Pdv Jean-David
Le lendemain
Vers midi, profitant du moment de répit que la tornade Roxie m’avait donné, je fis un appel à Aline.
Aline : Allô !
Moi : Allô, Aline, c’est Jean-David.
Aline : Ah. Jean-David, comment vas-tu ?
Moi : Ça va. Tu vois, je t'avais promis de te biper, dès que j’aurais mon numéro sénégalais. J’ai pu l’avoir ce matin. J'en ai profité pour t’appeler.
Aline : Ah. C’est gentil de m’appeler. On était des amis keuz avant dé, avant, mais tu m’as trop laissée.
Moi, sincèrement : Pardonne-moi, Aline. Tu sais que j’ai traversé des moments très difficiles.
Aline : Oui. Je le sais. Tout le monde le sait. On aurait pu t'aider à les traverser. Ce n’est pas de te recroqueviller comme ça. Tu n’as jamais été comme ça, Jeannot.
Moi : Tu sais qu’il y a des choses auxquelles on ne s’attendait pas qui nous change intérieurement, le temps qu'on s’adapte et qu’on trouve la force de se relever.
Aline : Oui. C’est vrai. Mais ça nous a fait quand-même mal de ne pas te voir à notre mariage. Dédé était vraiment déçu.
Moi : Aline, je suis resté longtemps sans venir au pays. Mais mes pensées affectueuses étaient avec vous. J’espère que vous avez toujours mon cadeau de mariage.
Aline : Oui. Il est magnifiquement posé dans le salon. On ne s'en séparera jamais. Mais ta présence nous aurait fait plus plaisir. Ce n’est grave. Quelles sont les nouvelles ? Comment va notre princesse ?
Moi : Elle va bien. C’est un petit surre d'orge en ébullition. Quand elle est calme, je m’inquiète.
Aline, taquine : Quand on est né d’un papa aussi terrible kegn, on ne peut pas être un enfant calme.
Je ris, amusé.
Moi : Aline, j’ai toujours été sage.??
Aline : J’ai des dossiers. Je peux les ressortir.
Moi : Non. Ce n’est pas la peine.
Aline : Sinon toi, comment vas-tu actuellement ?
Moi : Je suis célibataire et je cherche la future maman de Roxie.
Autant y aller franco.
Aline, d’une voix très intéressée : Ah bon ?
Moi : Oui. J’attends Florinda.
Aline : Quelle Florinda ?
Moi : L’unique ! Celle qu'on connait tous les deux. Mais je ne sais pas tchi loumou nek (dans quoi elle est). Je ne sais pas si elle est toujours amoureuse de moi.
Elle éclata de rire.
Aline : ??Donc tu savais pour ses sentiments ?

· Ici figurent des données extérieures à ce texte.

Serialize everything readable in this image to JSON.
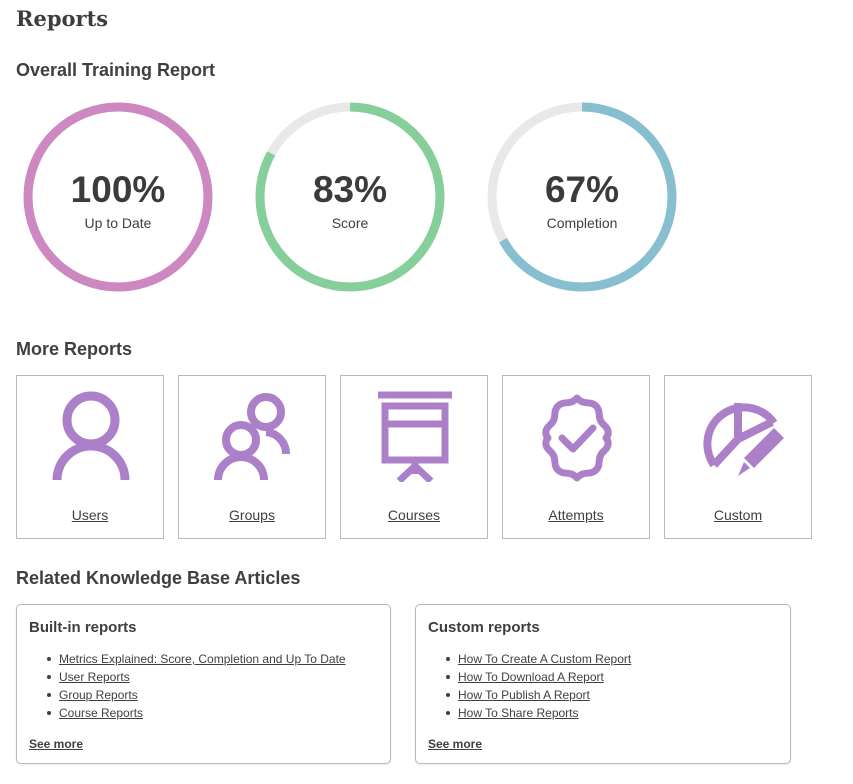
{
  "page": {
    "title": "Reports"
  },
  "overall": {
    "heading": "Overall Training Report",
    "gauges": [
      {
        "value": "100%",
        "label": "Up to Date",
        "percent": 100,
        "color": "#cd87c1"
      },
      {
        "value": "83%",
        "label": "Score",
        "percent": 83,
        "color": "#86cf9b"
      },
      {
        "value": "67%",
        "label": "Completion",
        "percent": 67,
        "color": "#87bfd0"
      }
    ],
    "track_color": "#e8e8e8"
  },
  "more": {
    "heading": "More Reports",
    "icon_color": "#ac80c8",
    "tiles": [
      {
        "label": "Users",
        "icon": "user-icon"
      },
      {
        "label": "Groups",
        "icon": "group-icon"
      },
      {
        "label": "Courses",
        "icon": "presentation-board-icon"
      },
      {
        "label": "Attempts",
        "icon": "verified-badge-icon"
      },
      {
        "label": "Custom",
        "icon": "pie-chart-pencil-icon"
      }
    ]
  },
  "related": {
    "heading": "Related Knowledge Base Articles",
    "cards": [
      {
        "title": "Built-in reports",
        "links": [
          "Metrics Explained: Score, Completion and Up To Date",
          "User Reports",
          "Group Reports",
          "Course Reports"
        ],
        "see_more": "See more"
      },
      {
        "title": "Custom reports",
        "links": [
          "How To Create A Custom Report",
          "How To Download A Report",
          "How To Publish A Report",
          "How To Share Reports"
        ],
        "see_more": "See more"
      }
    ]
  }
}
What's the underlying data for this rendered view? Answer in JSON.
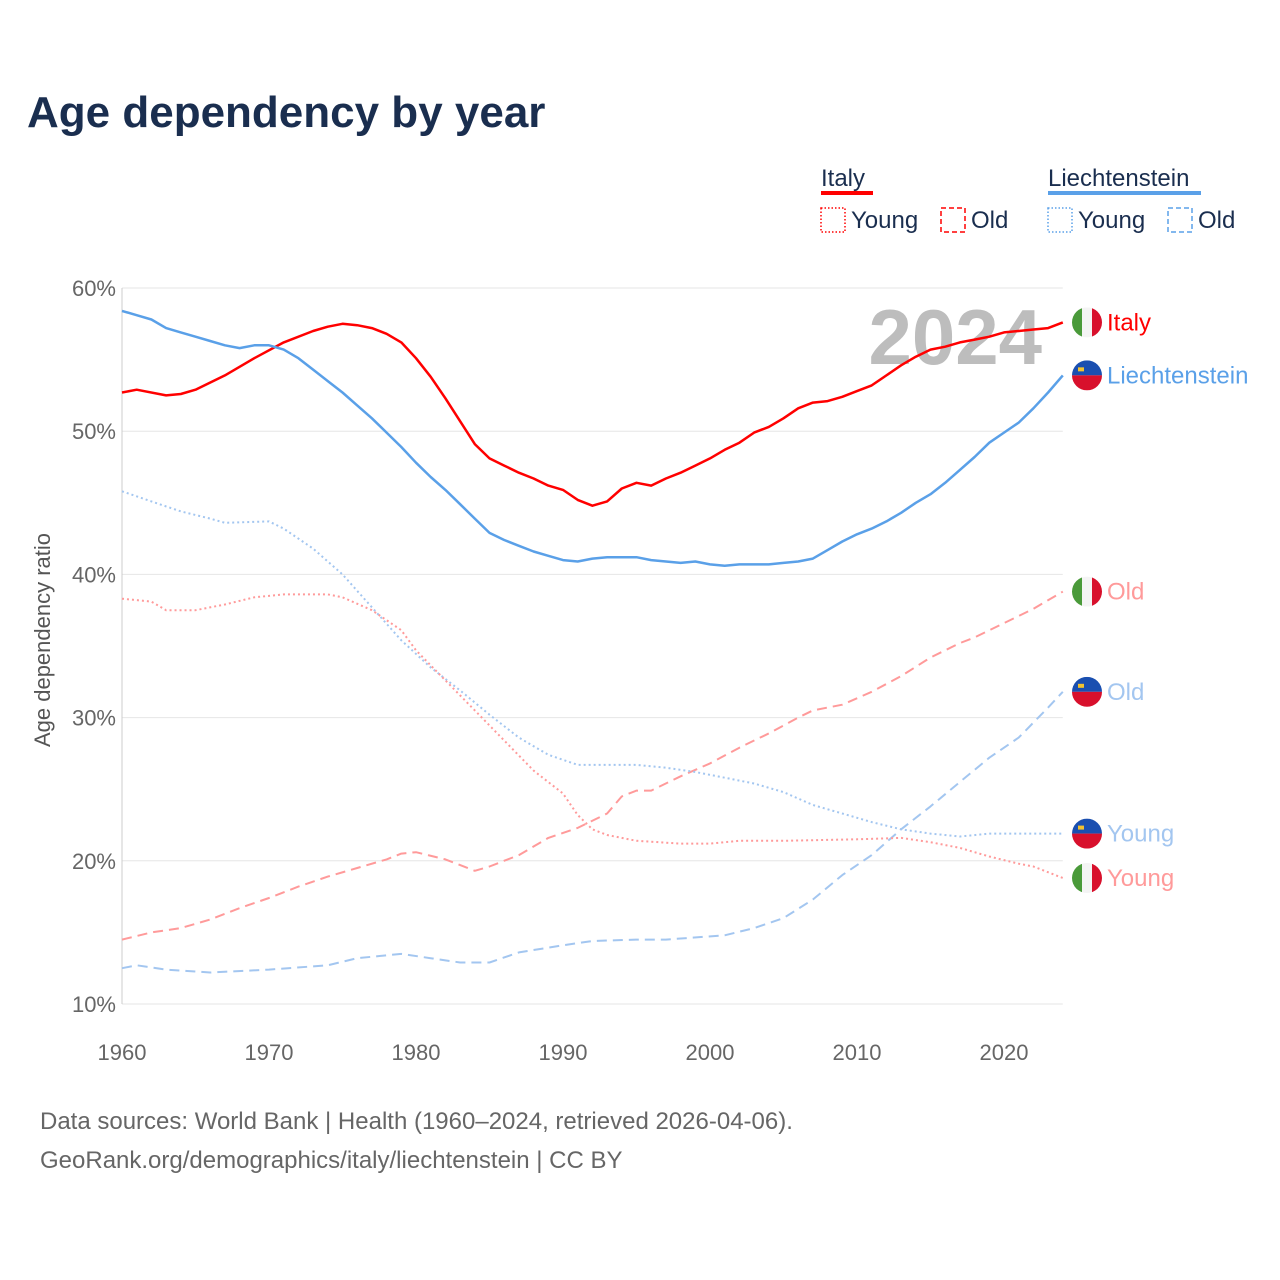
{
  "title": "Age dependency by year",
  "footer": {
    "line1": "Data sources: World Bank | Health (1960–2024, retrieved 2026-04-06).",
    "line2": "GeoRank.org/demographics/italy/liechtenstein | CC BY"
  },
  "legend": {
    "groups": [
      {
        "country": "Italy",
        "color": "#ff0000",
        "items": [
          "Young",
          "Old"
        ]
      },
      {
        "country": "Liechtenstein",
        "color": "#5aa0e8",
        "items": [
          "Young",
          "Old"
        ]
      }
    ]
  },
  "chart_data": {
    "type": "line",
    "title": "Age dependency by year",
    "xlabel": "",
    "ylabel": "Age dependency ratio",
    "xlim": [
      1960,
      2024
    ],
    "ylim": [
      10,
      60
    ],
    "xticks": [
      "1960",
      "1970",
      "1980",
      "1990",
      "2000",
      "2010",
      "2020"
    ],
    "yticks": [
      "10%",
      "20%",
      "30%",
      "40%",
      "50%",
      "60%"
    ],
    "year_watermark": "2024",
    "series": [
      {
        "name": "Italy",
        "label": "Italy",
        "flag": "italy",
        "style": "solid",
        "color": "#ff0000",
        "x": [
          1960,
          1961,
          1963,
          1964,
          1965,
          1967,
          1969,
          1971,
          1973,
          1974,
          1975,
          1976,
          1977,
          1978,
          1979,
          1980,
          1981,
          1982,
          1983,
          1984,
          1985,
          1986,
          1987,
          1988,
          1989,
          1990,
          1991,
          1992,
          1993,
          1994,
          1995,
          1996,
          1997,
          1998,
          1999,
          2000,
          2001,
          2002,
          2003,
          2004,
          2005,
          2006,
          2007,
          2008,
          2009,
          2010,
          2011,
          2012,
          2013,
          2014,
          2015,
          2016,
          2017,
          2018,
          2019,
          2020,
          2021,
          2022,
          2023,
          2024
        ],
        "y": [
          52.7,
          52.9,
          52.5,
          52.6,
          52.9,
          53.9,
          55.1,
          56.2,
          57.0,
          57.3,
          57.5,
          57.4,
          57.2,
          56.8,
          56.2,
          55.1,
          53.8,
          52.3,
          50.7,
          49.1,
          48.1,
          47.6,
          47.1,
          46.7,
          46.2,
          45.9,
          45.2,
          44.8,
          45.1,
          46.0,
          46.4,
          46.2,
          46.7,
          47.1,
          47.6,
          48.1,
          48.7,
          49.2,
          49.9,
          50.3,
          50.9,
          51.6,
          52.0,
          52.1,
          52.4,
          52.8,
          53.2,
          53.9,
          54.6,
          55.2,
          55.7,
          55.9,
          56.2,
          56.4,
          56.6,
          56.9,
          57.0,
          57.1,
          57.2,
          57.6
        ]
      },
      {
        "name": "Liechtenstein",
        "label": "Liechtenstein",
        "flag": "liechtenstein",
        "style": "solid",
        "color": "#5aa0e8",
        "x": [
          1960,
          1961,
          1962,
          1963,
          1964,
          1965,
          1966,
          1967,
          1968,
          1969,
          1970,
          1971,
          1972,
          1973,
          1974,
          1975,
          1976,
          1977,
          1978,
          1979,
          1980,
          1981,
          1982,
          1983,
          1984,
          1985,
          1986,
          1987,
          1988,
          1989,
          1990,
          1991,
          1992,
          1993,
          1994,
          1995,
          1996,
          1997,
          1998,
          1999,
          2000,
          2001,
          2002,
          2003,
          2004,
          2005,
          2006,
          2007,
          2008,
          2009,
          2010,
          2011,
          2012,
          2013,
          2014,
          2015,
          2016,
          2017,
          2018,
          2019,
          2020,
          2021,
          2022,
          2023,
          2024
        ],
        "y": [
          58.4,
          58.1,
          57.8,
          57.2,
          56.9,
          56.6,
          56.3,
          56.0,
          55.8,
          56.0,
          56.0,
          55.7,
          55.1,
          54.3,
          53.5,
          52.7,
          51.8,
          50.9,
          49.9,
          48.9,
          47.8,
          46.8,
          45.9,
          44.9,
          43.9,
          42.9,
          42.4,
          42.0,
          41.6,
          41.3,
          41.0,
          40.9,
          41.1,
          41.2,
          41.2,
          41.2,
          41.0,
          40.9,
          40.8,
          40.9,
          40.7,
          40.6,
          40.7,
          40.7,
          40.7,
          40.8,
          40.9,
          41.1,
          41.7,
          42.3,
          42.8,
          43.2,
          43.7,
          44.3,
          45.0,
          45.6,
          46.4,
          47.3,
          48.2,
          49.2,
          49.9,
          50.6,
          51.6,
          52.7,
          53.9
        ]
      },
      {
        "name": "Italy Old",
        "label": "Old",
        "flag": "italy",
        "style": "dashed",
        "color": "#ff9a9a",
        "x": [
          1960,
          1962,
          1964,
          1966,
          1968,
          1970,
          1972,
          1974,
          1976,
          1978,
          1979,
          1980,
          1982,
          1984,
          1985,
          1987,
          1989,
          1991,
          1993,
          1994,
          1995,
          1996,
          1998,
          2000,
          2002,
          2004,
          2006,
          2007,
          2009,
          2011,
          2013,
          2015,
          2017,
          2018,
          2020,
          2022,
          2024
        ],
        "y": [
          14.5,
          15.0,
          15.3,
          15.9,
          16.7,
          17.4,
          18.2,
          18.9,
          19.5,
          20.1,
          20.5,
          20.6,
          20.1,
          19.3,
          19.6,
          20.4,
          21.6,
          22.3,
          23.3,
          24.5,
          24.9,
          24.9,
          25.9,
          26.8,
          27.9,
          28.9,
          30.0,
          30.5,
          30.9,
          31.8,
          32.9,
          34.2,
          35.2,
          35.6,
          36.6,
          37.6,
          38.8
        ]
      },
      {
        "name": "Liechtenstein Old",
        "label": "Old",
        "flag": "liechtenstein",
        "style": "dashed",
        "color": "#a3c6f0",
        "x": [
          1960,
          1961,
          1963,
          1966,
          1970,
          1974,
          1976,
          1979,
          1981,
          1983,
          1985,
          1987,
          1990,
          1992,
          1995,
          1997,
          2001,
          2003,
          2005,
          2007,
          2009,
          2011,
          2013,
          2015,
          2017,
          2019,
          2021,
          2023,
          2024
        ],
        "y": [
          12.5,
          12.7,
          12.4,
          12.2,
          12.4,
          12.7,
          13.2,
          13.5,
          13.2,
          12.9,
          12.9,
          13.6,
          14.1,
          14.4,
          14.5,
          14.5,
          14.8,
          15.3,
          16.0,
          17.3,
          19.0,
          20.4,
          22.2,
          23.8,
          25.5,
          27.2,
          28.6,
          30.7,
          31.8
        ]
      },
      {
        "name": "Liechtenstein Young",
        "label": "Young",
        "flag": "liechtenstein",
        "style": "dotted",
        "color": "#a3c6f0",
        "x": [
          1960,
          1962,
          1964,
          1966,
          1967,
          1970,
          1971,
          1973,
          1975,
          1977,
          1979,
          1981,
          1983,
          1985,
          1987,
          1989,
          1991,
          1993,
          1995,
          1997,
          1999,
          2001,
          2003,
          2005,
          2007,
          2009,
          2011,
          2013,
          2015,
          2017,
          2019,
          2021,
          2024
        ],
        "y": [
          45.8,
          45.1,
          44.4,
          43.9,
          43.6,
          43.7,
          43.2,
          41.8,
          40.0,
          37.7,
          35.4,
          33.5,
          31.9,
          30.2,
          28.6,
          27.4,
          26.7,
          26.7,
          26.7,
          26.5,
          26.2,
          25.8,
          25.4,
          24.8,
          23.9,
          23.3,
          22.7,
          22.2,
          21.9,
          21.7,
          21.9,
          21.9,
          21.9
        ]
      },
      {
        "name": "Italy Young",
        "label": "Young",
        "flag": "italy",
        "style": "dotted",
        "color": "#ff9a9a",
        "x": [
          1960,
          1962,
          1963,
          1965,
          1967,
          1969,
          1971,
          1974,
          1975,
          1977,
          1979,
          1980,
          1982,
          1984,
          1986,
          1988,
          1990,
          1991,
          1992,
          1993,
          1995,
          1998,
          2000,
          2002,
          2005,
          2010,
          2013,
          2015,
          2017,
          2019,
          2021,
          2022,
          2024
        ],
        "y": [
          38.3,
          38.1,
          37.5,
          37.5,
          37.9,
          38.4,
          38.6,
          38.6,
          38.4,
          37.5,
          36.1,
          34.7,
          32.6,
          30.5,
          28.4,
          26.3,
          24.7,
          23.2,
          22.2,
          21.8,
          21.4,
          21.2,
          21.2,
          21.4,
          21.4,
          21.5,
          21.6,
          21.3,
          20.9,
          20.3,
          19.8,
          19.6,
          18.8
        ]
      }
    ]
  }
}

Moi : Oui. Je le savais et j’avais trop de respect pour elle pour ne rien tenter tant que je n’avais pas envie d’avoir du sérieux.
Aline : Et maintenant ?
Moi : Maintenant, je veux reconstruire ma vie. Mais khawma tchi loumou nek( je ne sais pas dans quoi elle est).
Aline : Elle n’est pas mariée, si c'est la question que tu te poses. Si elle était mariée, tu serais au courant. Si tu es vraiment intéressé, je vais organiser un dîner chez moi comme ça nga meun tranquillement wakh ak mom (tu parleras tranquillement discuter avec elle).
Ça, c’était Aline, Mme Effacité. Dans le groupe, elle avait toujours su trouver les solutions à tout, organiser des sorties. Il y avait une Mme Effacité dans chaque groupe. La nôtre, c’était elle. Je l’avais appelée avant de tenter quelque chose avec Flo, parce que je savais que soit elle m'encouragerait, soit elle me dirait que Flo était passée à autre chose. Je voulais vraiment éviter de me prendre un râteau pour rien. Là, elle me facilitait le terrain.
Moi : Aline Efficacité, yag nala wolou nak (ça fait longtemps que je te fais confiance).
Aline : Non. Mission bi dama tchi am motivation (je suis très motivée pour cette mission). Je vous vois trop bien ensemble. Je n'ai jamais compris pourquoi ça ne s'est jamais fait entre vous.
Moi : Aline, ce n’était pas encore le moment. C’est pourquoi je voulais m’assurer qu’elle serait toujours intéressée. Beaucoup d’années sont passées.
Aline : Mais elle n'a pas changé Jeannot. Ni mou mel la ménone (elle est restée le même), l'instinct de survie en plus.
Moi : L’instinct de survie ??
Aline : Disons qu’elle a eu des mésaventures qui font qu’elle est moins naïve. Mais ce n’est pas à moi de te raconter cette histoire. Elle est toujours aussi douce, il faut juste savoir faire pâte blanche avec elle. Mais je sais que tu seras bien avec elle.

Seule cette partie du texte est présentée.